Cartelle esattoriali: possibile il rimborso per i contribuenti con debiti

Nel decreto Sostegno in arrivo una nuova serie di misure di condono e aiuto ai contribuenti che hanno cartelle e problemi con il Fisco, e la novità di un ipotetico rimborso per chi ha pagato già.

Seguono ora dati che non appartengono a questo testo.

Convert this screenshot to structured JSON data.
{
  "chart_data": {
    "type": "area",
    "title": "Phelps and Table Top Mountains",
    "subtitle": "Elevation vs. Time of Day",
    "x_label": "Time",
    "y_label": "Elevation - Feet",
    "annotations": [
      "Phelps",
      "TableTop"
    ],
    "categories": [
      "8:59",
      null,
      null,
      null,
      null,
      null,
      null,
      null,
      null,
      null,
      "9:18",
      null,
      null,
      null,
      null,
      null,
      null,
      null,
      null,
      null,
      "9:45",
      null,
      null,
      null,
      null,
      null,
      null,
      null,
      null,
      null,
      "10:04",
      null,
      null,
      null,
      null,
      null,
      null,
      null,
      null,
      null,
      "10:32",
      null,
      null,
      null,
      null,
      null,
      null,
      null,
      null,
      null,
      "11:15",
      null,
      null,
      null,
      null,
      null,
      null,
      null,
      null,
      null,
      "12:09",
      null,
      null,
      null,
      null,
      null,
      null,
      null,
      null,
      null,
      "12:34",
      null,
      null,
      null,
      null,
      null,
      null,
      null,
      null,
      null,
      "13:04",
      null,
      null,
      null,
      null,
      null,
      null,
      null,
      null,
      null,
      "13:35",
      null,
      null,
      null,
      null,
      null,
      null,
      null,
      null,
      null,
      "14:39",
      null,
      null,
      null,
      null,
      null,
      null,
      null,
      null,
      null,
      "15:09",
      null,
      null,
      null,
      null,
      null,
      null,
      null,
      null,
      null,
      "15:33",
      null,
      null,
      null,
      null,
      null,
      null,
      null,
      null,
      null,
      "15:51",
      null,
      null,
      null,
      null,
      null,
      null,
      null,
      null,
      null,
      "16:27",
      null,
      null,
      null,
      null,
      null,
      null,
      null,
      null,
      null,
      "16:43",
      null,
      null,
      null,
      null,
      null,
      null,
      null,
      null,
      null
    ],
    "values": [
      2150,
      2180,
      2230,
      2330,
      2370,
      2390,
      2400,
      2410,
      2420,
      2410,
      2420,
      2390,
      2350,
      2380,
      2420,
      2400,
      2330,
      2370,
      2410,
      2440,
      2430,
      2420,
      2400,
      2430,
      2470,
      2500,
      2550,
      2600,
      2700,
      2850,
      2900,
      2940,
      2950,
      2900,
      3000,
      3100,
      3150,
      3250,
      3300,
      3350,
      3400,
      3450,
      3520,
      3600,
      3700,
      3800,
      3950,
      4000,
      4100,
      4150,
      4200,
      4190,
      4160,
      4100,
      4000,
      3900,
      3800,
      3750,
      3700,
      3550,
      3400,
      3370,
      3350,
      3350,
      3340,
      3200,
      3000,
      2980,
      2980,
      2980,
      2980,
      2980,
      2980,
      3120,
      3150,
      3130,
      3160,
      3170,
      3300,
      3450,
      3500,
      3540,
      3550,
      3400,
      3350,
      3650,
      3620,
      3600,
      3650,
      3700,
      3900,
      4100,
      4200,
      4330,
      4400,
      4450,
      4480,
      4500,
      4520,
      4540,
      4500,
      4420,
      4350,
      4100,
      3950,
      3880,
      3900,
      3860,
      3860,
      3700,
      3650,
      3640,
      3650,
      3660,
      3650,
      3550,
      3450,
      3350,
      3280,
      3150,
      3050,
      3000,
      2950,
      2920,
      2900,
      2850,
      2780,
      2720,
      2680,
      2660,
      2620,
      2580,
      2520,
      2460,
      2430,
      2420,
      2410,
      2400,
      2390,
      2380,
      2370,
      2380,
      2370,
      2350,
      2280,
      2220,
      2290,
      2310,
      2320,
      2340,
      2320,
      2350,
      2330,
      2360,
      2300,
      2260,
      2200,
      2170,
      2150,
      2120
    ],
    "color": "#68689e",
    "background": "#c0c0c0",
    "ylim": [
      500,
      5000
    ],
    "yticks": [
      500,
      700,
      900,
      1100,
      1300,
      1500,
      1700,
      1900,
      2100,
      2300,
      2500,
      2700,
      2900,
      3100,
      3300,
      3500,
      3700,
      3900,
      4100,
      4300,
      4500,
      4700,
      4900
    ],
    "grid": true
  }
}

Sarebbe una prima volta quella di un provvedimento che non solo stralcia e condona cartelle, ma che prevede rimborsi per i contribuenti. È quello che si sta ipotizzando per il decreto Sostegno, il nuovo decreto emergenziale del governo Draghi.

Sul quotidiano «Italia Oggi» infatti si parla di «stralcio dei carichi pendenti con possibilità di rimborso dei pagamenti effettuati». Rimborsi è la parola nuova che entra nel provvedimento. Ma come funzionerebbe il tutto in base a quanto viene previsto dal decreto Sostegno e dalle bozze che circolano in queste settimane?

Nella bozza anche il rimborso per chi ha già pagato

Stando alle previsioni contenute nelle bozze decreto Sostegno, cioè stando alle ipotesi, per i pagamenti eseguiti dopo l’entrata in vigore del provvedimento di saldo e stralcio (naturalmente se si riferiscono a ruoli che rientrano tra quelli inseriti nella nuova sanatoria generalizzata), il Concessionario alla Riscossione potrebbe dover rimborsare i contribuenti.

Naturalmente non verranno in alcun modo previsti rimborsi per i pagamenti che i contribuenti hanno effettuato prima dell’entrata in vigore del nuovo decreto emergenziale che dovrebbe presto essere presentato.

Prima dei rimborsi il controllo da parte della Riscossione su altri debiti

Ottenere un rimborso da parte dell’Ente che è adibito alla riscossione dei tributi anche in maniera coattiva è senza dubbio un autentico unicum. E proprio per questa eccezionalità di evento che sarebbe quello di un Concessionario alla Riscossione che da soldi indietro ai contribuenti, vanno sottolineate le procedure.

Infatti prima di provvedere a rimborsare il contribuente, come si legge su Italia Oggi, il Concessionario alla Riscossione deve verificare se i soldi pagati dal contribuente per ruoli stralciabili ma saldati dopo l’entrata in vigore del decreto Sostegno, possono servire a coprire eventuali altre pendenze del contribuente interessato.

In questo modo, se il contribuente ha altri debiti fiscali, che non rientrano nelle sanatorie, magari perché troppo nuovi (notificati cioè dopo il 2015 che è l’anno entro la quale i ruoli devono essere stati notificati per rientrare nello stralcio), oppure perché di importo superiore al limite prestabilito per lo stralcio, prima di effettuare il rimborso i soldi versati serviranno a colmare le altre pretese dell’Agente di Riscossione e solo se avanzano altri soldi si provvederà al rimborso.

Un po’ quello che accade quando una dichiarazione dei redditi è risultata erronea a sfavore del contribuente. In questi casi, se il Fisco deve rimborsare l’Irpef ad un contribuente a cui è stata fatta pagare in maniera errata, prima si provvede ad effettuare eventuali conguagli di eventuali altri balzelli non pagati e poi si parte con gli eventuali rimborsi.

In pratica, il rimborso dei pagamenti già effettuati verrebbe utilizzato solo «dopo aver preso atto dell’inesistenza di altri carichi, scaduti o in scadenza, sulla posizione del contribuente interessato».